Von Minderwertigkeitsgefühlen geplagt, wirkt die Frau nicht, die sich nach der Arbeit erst mal einen Aperitiv genehmigt auf der Terrasse, die nachsinnt, wann sich die neue Bügelhilfe vorstellen könnte und wie sie das mit ihrer Freizeit koordiniert. Denn die ist kostbar.

Kathrin Brannenberg moderiert inzwischen bei einem Kölner Fernsehsender. Der Neuanfang war geglückt, bis eine Kollegin irgendwann fragte, warum sie an den Rhein gezogen sei. „Weil meine Freundin hier lebt“, hat sie treu und brav geantwortet. Seither hat das Getuschel nicht mehr aufgehört. Ist der Lippenstift zu hell oder das Haar zu lockig, hat sie bei der Sendung zu selten gelacht oder zu oft. Für ihren Chef scheint alles klar. „Das ist eben eine Lesbe auf dem Bildschirm“, hat er neulich achselzuckend gesagt. So zumindest hat man es ihr zugetragen.

Alles Einbildung? Ein Wunder wäre es nicht. Höchst sensible Antennen hat Kathrin Brannenberg mittlerweile für jede Art von Distanzierung entwickelt. „Der Redaktionsleiter kann mir nicht mehr in die Augen schauen“, sagt sie. „Eine Frau, mit der Männer nicht flirten können – das können die irgendwie nicht einordnen.“ Sicher ist sie, daß sie bei ihrem Sender „keine großen Stiche mehr machen“ wird.

Ihre Freundin bezweifelt das. Stefanie Wienzek ist eben nach Hause gekommen, hat die dicke Aktentasche abgestellt, den Herrenanzug gegen eine Jeans eingetauscht und dicke Pantoffeln über die Füße gestülpt. Nach einem kurzen Nickerchen stellt Frau Chefredakteurin sich an den Herd und brät Speckwürfel an für die Maischolle. Als die Erdbeeren abserviert sind und die nächste Flasche Weißwein entkorkt ist, legt sie los.
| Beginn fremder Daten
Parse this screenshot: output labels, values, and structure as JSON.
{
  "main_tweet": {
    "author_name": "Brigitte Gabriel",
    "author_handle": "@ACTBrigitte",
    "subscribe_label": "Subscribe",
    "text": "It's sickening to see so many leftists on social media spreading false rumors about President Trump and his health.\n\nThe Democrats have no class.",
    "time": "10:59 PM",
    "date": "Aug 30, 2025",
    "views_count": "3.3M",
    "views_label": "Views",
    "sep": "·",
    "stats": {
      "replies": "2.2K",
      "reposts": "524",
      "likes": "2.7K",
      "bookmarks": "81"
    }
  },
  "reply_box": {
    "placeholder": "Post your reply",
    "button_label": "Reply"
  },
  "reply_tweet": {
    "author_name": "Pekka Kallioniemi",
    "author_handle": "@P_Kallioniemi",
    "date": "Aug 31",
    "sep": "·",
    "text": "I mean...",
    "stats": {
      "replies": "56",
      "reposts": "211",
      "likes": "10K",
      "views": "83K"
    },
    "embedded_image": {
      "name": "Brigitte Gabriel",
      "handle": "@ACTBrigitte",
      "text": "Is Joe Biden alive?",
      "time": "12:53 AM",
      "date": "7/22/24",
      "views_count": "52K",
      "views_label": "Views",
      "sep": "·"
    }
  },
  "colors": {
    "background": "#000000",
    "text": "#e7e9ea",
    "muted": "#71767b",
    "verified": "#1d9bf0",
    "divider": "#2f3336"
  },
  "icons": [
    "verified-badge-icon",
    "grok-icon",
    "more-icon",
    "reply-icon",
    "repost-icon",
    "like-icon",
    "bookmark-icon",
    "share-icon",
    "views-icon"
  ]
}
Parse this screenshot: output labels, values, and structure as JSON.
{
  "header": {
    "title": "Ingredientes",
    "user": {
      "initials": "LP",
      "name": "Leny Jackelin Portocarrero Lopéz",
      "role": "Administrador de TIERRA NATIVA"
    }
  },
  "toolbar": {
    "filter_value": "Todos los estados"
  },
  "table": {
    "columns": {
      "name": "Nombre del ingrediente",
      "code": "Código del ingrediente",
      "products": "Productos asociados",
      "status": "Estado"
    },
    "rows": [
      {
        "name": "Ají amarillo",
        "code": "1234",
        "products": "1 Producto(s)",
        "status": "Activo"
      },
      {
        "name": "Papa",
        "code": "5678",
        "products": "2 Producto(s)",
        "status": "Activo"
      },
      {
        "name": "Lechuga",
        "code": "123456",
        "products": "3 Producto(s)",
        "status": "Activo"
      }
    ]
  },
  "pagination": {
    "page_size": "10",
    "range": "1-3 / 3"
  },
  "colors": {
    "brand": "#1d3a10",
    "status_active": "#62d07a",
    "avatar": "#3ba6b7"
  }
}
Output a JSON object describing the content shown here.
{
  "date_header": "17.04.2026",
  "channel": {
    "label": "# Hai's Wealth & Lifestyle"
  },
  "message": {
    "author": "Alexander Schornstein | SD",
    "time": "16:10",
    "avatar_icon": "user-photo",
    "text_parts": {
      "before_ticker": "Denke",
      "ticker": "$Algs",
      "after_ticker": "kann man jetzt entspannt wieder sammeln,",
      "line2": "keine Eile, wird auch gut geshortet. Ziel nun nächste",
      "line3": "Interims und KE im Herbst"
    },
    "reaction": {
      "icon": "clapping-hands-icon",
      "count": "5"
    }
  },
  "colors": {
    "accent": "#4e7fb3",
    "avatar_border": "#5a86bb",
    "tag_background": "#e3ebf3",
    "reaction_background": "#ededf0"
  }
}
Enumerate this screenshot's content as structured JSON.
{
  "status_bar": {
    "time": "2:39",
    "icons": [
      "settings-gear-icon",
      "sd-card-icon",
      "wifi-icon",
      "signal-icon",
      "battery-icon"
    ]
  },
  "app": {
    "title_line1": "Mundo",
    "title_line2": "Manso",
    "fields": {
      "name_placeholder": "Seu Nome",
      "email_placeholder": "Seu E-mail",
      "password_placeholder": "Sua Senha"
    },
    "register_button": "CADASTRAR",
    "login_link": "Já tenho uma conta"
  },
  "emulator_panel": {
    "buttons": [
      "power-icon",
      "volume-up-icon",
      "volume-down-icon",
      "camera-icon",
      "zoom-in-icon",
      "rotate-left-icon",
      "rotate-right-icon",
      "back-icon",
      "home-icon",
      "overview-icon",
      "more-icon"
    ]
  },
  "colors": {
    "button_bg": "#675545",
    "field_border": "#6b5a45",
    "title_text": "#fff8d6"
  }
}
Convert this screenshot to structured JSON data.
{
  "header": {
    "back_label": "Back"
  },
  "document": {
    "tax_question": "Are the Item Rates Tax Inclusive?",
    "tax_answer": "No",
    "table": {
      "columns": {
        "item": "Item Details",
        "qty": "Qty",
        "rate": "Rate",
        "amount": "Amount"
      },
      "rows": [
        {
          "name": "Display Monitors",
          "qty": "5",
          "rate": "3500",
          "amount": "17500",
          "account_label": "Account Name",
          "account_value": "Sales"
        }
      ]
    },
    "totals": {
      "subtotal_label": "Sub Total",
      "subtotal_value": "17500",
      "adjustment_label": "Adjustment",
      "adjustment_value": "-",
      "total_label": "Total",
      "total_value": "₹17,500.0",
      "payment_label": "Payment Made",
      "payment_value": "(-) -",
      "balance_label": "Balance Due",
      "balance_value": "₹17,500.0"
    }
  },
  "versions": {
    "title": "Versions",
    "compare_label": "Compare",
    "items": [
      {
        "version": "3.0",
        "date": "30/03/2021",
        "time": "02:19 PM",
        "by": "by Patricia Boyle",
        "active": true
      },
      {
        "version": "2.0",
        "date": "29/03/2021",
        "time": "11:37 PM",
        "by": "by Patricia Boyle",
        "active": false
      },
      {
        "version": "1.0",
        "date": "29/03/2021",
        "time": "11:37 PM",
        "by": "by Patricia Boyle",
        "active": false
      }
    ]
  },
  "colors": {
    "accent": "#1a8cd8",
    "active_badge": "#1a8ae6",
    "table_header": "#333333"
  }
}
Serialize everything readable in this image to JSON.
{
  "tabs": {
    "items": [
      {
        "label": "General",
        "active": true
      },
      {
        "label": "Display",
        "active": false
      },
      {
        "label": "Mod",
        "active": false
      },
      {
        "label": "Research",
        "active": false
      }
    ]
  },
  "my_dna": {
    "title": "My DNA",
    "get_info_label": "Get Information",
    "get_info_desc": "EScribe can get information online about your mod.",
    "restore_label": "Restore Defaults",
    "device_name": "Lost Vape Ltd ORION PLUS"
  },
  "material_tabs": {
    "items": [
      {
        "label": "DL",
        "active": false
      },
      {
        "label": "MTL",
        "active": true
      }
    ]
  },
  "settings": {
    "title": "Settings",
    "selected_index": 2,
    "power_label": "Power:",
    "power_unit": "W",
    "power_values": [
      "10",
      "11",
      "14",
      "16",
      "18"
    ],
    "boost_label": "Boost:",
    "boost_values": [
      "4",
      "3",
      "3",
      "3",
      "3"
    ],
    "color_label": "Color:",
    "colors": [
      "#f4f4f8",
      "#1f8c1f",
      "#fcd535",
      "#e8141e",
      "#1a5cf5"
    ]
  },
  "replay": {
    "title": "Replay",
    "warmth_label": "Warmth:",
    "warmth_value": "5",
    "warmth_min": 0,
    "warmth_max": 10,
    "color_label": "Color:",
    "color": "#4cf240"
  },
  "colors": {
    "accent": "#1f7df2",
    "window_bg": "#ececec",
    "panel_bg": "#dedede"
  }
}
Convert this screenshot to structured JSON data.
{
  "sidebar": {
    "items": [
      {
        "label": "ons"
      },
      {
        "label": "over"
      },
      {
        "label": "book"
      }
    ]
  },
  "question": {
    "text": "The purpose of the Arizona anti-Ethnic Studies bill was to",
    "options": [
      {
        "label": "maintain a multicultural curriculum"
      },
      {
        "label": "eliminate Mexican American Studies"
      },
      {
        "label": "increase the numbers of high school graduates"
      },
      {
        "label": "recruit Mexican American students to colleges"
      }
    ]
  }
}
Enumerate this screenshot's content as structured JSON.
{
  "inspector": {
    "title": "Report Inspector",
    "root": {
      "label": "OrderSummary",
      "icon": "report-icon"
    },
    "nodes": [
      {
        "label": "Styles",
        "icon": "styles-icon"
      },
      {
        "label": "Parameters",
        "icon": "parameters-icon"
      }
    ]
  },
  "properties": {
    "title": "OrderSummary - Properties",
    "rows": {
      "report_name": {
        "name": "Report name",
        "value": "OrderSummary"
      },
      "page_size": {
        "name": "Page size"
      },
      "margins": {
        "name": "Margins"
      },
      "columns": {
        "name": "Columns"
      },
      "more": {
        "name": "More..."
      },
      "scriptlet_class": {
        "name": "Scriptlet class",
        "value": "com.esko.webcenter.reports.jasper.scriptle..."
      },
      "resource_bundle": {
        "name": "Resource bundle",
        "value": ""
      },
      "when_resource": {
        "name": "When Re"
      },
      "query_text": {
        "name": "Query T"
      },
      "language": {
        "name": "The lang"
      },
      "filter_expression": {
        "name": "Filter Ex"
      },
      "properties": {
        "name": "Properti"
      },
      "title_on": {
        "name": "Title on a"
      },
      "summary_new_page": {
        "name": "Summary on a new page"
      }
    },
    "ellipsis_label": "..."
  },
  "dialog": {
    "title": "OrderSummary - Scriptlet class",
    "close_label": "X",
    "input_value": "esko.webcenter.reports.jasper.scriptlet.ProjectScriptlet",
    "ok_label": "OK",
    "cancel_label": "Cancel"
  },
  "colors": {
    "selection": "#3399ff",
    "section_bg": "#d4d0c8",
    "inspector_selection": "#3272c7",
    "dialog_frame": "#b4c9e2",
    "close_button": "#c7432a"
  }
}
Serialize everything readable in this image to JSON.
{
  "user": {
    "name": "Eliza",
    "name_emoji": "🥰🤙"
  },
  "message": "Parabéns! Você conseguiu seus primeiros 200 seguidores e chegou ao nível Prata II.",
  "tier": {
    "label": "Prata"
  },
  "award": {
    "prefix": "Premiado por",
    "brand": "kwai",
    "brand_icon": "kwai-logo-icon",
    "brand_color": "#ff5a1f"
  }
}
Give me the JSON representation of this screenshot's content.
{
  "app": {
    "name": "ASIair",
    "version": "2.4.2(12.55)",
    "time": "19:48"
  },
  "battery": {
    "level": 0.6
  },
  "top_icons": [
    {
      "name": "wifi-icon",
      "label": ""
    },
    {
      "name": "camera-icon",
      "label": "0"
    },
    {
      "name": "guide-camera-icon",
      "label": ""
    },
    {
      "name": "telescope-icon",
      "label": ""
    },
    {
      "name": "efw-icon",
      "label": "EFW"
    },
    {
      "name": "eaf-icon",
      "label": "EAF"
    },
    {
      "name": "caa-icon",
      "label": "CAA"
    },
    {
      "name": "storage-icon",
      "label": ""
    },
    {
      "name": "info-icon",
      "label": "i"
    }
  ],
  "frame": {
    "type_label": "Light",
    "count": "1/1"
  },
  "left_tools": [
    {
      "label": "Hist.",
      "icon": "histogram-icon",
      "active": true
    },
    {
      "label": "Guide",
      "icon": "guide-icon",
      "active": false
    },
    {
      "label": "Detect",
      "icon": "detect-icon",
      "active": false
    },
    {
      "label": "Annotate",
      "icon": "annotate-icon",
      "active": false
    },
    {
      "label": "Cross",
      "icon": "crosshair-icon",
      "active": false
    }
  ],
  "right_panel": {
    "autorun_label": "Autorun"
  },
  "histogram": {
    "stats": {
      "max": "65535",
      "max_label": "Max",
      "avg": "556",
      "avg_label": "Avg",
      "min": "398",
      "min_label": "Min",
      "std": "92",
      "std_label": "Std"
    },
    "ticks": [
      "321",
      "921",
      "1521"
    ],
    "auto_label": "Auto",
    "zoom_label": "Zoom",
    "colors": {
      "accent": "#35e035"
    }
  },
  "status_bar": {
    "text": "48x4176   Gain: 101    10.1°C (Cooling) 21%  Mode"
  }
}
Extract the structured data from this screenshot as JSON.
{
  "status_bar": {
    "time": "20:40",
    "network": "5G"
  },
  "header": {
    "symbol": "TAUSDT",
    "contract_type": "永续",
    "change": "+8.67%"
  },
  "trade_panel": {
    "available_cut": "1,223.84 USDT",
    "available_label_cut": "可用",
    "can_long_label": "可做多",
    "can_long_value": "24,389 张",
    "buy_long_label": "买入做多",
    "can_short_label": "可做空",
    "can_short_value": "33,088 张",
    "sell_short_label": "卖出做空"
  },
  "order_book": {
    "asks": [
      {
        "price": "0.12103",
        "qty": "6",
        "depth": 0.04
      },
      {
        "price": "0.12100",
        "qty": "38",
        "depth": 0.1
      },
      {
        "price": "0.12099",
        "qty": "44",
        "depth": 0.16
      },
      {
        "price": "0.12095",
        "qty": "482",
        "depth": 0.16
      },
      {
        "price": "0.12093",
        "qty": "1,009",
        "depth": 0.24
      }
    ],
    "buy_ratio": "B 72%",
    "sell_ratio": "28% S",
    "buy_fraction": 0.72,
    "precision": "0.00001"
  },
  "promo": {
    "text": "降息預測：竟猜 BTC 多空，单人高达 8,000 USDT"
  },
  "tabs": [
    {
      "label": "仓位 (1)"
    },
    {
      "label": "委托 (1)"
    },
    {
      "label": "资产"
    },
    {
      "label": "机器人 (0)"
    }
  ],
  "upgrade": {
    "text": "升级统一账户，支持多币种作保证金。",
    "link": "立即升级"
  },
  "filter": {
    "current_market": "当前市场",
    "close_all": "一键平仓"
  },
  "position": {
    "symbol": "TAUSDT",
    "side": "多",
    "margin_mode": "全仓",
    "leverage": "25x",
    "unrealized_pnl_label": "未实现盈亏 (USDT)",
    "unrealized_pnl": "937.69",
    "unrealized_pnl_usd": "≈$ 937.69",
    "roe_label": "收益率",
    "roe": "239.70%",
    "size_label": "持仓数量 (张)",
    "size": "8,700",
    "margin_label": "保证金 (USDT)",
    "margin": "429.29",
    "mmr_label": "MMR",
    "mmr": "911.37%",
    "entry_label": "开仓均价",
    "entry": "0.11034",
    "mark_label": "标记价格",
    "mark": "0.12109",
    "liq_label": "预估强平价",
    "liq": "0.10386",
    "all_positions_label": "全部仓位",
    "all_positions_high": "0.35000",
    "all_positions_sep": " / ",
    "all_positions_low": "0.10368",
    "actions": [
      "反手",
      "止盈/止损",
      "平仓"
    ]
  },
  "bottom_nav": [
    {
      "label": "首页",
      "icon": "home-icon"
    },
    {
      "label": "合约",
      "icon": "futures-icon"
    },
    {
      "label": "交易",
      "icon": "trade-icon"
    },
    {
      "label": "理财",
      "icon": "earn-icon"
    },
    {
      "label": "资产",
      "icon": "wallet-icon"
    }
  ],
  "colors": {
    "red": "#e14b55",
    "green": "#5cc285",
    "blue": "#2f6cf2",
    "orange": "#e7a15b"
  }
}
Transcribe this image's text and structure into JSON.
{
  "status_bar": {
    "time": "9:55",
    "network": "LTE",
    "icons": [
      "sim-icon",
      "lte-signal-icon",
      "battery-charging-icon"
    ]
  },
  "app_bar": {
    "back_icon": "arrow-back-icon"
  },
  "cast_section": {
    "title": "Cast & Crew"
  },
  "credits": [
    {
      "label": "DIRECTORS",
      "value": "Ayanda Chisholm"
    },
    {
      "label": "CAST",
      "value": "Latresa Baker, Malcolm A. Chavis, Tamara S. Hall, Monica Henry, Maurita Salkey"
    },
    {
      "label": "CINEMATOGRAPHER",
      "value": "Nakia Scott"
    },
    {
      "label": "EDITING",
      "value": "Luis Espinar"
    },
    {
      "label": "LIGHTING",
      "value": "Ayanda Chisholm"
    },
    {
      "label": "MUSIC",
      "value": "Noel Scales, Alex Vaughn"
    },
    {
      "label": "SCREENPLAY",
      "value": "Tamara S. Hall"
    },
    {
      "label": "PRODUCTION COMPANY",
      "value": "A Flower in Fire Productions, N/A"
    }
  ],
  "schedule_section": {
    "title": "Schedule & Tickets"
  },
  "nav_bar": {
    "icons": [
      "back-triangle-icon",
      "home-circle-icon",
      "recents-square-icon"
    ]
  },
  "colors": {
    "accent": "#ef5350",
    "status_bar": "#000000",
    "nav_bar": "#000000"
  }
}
„Ich bin lesbisch seit ich drei bin“, sagt Stefanie Wienzek, „und darüber habe ich keinen meiner Kollegen im Zweifel gelassen.“ Daß sie anders gekleidet ist und forscher auftritt als viele Frauen auf den besser bezahlten Posten, hat ihr Geläster eingebracht – aber auch Respekt. „Der Konkurrenzkampf auf dem Medienmarkt ist extrem hart“, weiß sie. „Wenn mißgünstige Kollegen da mobben, reagieren manche Lesben total verunsichert. Soche Frauen werden schnell kaputtgemacht.“

Daß sie selbst nicht kaputtgemacht wurde, verdankt sie einem offenbar ungebrochenen Selbstbewußtsein. Und der Tatsache, daß sie nie erpreßbar war. Wo es nichts zu enthüllen gab, erstickten auch die Gerüchte. Ein Thema bleibt ihr Privatleben trotzdem immer. Vor allem, wenn es Ärger gibt. „Neulich habe ich zwei Redakteure rausgeschmissen. Die haben nichts geleistet und dazu noch blöde Macho-Sprüche geklopft. Da muß man sich eben trennen.“ Böses Blut macht das, weiß Stefanie Wienzek. „Wegen einer Frau zu fliegen, ist schlimm für Männer. Von einer Lesbe gefeuert zu werden, ist doppelt schlimm.“

Ganz gleichgültig ist es ihr freilich nicht, was so geredet und gedacht wird. Muß die Radiochefin abends noch los zu einem Empfang, bleibt Kathrin zu Hause. Auch wenn der das „schon manchmal einen Stich“ versetzt. „Zu repräsentativen Veranstaltungen“, erzählt ihre Freundin, „gehe ich allein. Weil ich meinem Chef ersparen will zu erklären, wer die Frau an meiner Seite ist.“ Daß Stefanie über die harten Geschäfte redet, während Kathrin sich am Buffet langweilt, kommt nicht in Frage. Weil eben doch nicht alles werden soll wie bei ihren Vorgesetzten.